The critics are right – a Facebook post doesn’t stop Kony’s militia. But millions of Facebook posts and Tweets and phone calls and emails from a combination of opinion leaders and common citizens that cause a foreign idea of no direct consequence to ourselves to become part of our mostly ethnocentric zeitgeist? That is creating social pressure that motivates people in power to act… and that is something.
So, then, does it matter than Kony 2012 was misleading? That it took a complex sociopolitical issue and presented it as a clear-cut narrative of good and evil? That it exaggerated the current strength of the Lord’s Resistance Army? These are tougher questions.
Are we to take the film as journalism, designed to inform? If so, then truth requires absolute factual accuracy and Invisible Children is most certainly at fault. Or are we to take it as propaganda, designed to persuade? If so, then truth has elasticity of artistic license and it was effective while staying within its bounds.
Chicago Public Media’s This American Life recently dealt with a similar issue when they discovered one of their programs about Foxconn – the controversial Chinese factory where electronics, most notably Apple products, are manufactured – was recounting events the author never actually witnessed. The story maintained an elastic truth (the events seemed to have occurred), but its deceptive sourcing hardly holds to journalistic principles of truth and accuracy (which is why a full one-hour program was devoted to apologizing for and correcting the error).
One thing is for sure, an audience is not going to take kindly to attempts at persuasion if they become aware of something fishy. The larger message becomes lost in the noise of negatively perceived parcels of information. The result? Cynicism like this, shared on my Facebook wall in a request for thoughts on the whole Kony 2012 phenomenon:
“They make Kony look like the ultimate evil, but Hitler did more killing and abducting in a month than Kony has done in 30 years.”
Backlash at its apex. The negativity effect fully manifested. To audiences that felt the film was misleading, or that the organization’s goals were misaligned, Kony was actually getting a pass, because he was not as bad as one of the most evil human beings to walk the Earth, as if that was suddenly the bar that determined whether or not action was needed.
I can’t imagine Invisible Children anticipated such scrutiny being directed at its film. I certainly can’t imagine they anticipated the film’s creator, Jason Russell, having a public meltdown – what his family reports as “brief reactive psychosis,” following the stress of the media blitz. But it begs the questions – if Russell had gone the route of a journalistic documentary, would he have accomplished his goal? And if a goal cannot be accomplished by presenting absolute factual accuracy, is it worthy of being met?
These are philosophical questions, and I point, oddly enough, back to Hitler for historical insight.
During World War II, the United States commissioned Frank Capra to produce Why We Fight – a series of propaganda films designed to stir American soldiers – and later citizens – from their isolationist attitudes and join the Allies in the fight against the Nazis. (They are public domain, and available for download on the Internet Archive.)

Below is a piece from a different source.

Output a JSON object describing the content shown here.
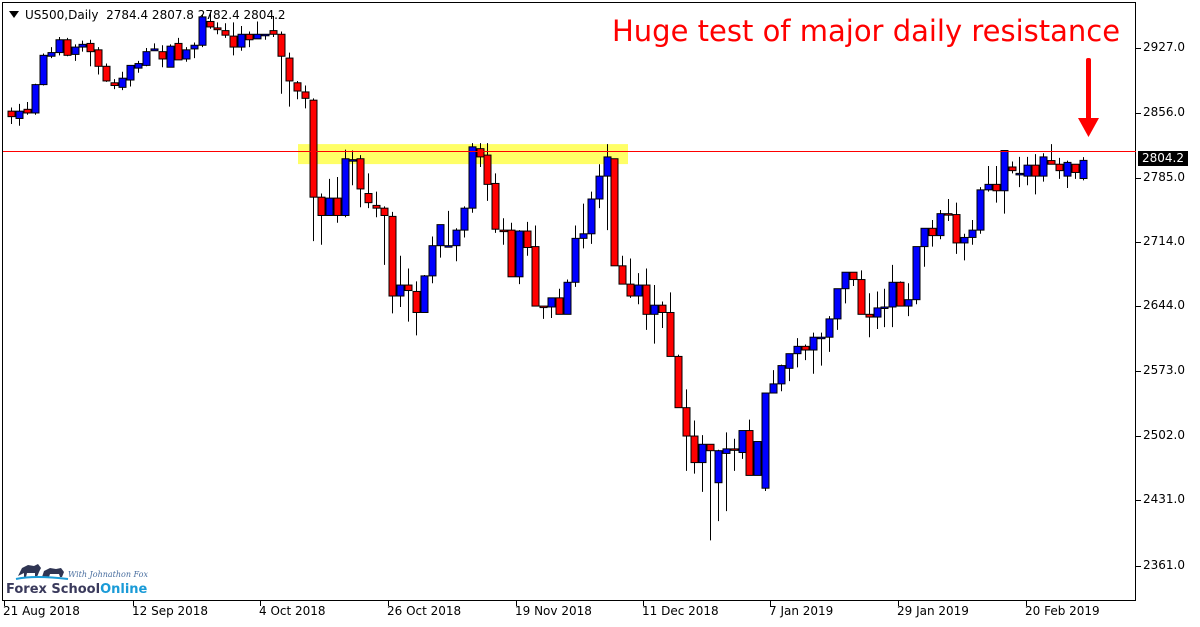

The films spliced footage from Axis propaganda. They used music, imagery, and animation to invoke fear, compassion, and patriotism. They weren’t what we would call “journalism.” One might have even said at the time that they were an unfair characterization of the Axis powers, of Hitler himself.
But Hitler was a danger to the world. He was an evil that needed to be removed from power, and Why We Fight toed the line of truth and passion to attempt to motivate a nation to pursue that action. Invisible Children did the same with Kony 2012, creating a firestorm of competing idealism and cynicism, leaving the facts somewhere in between.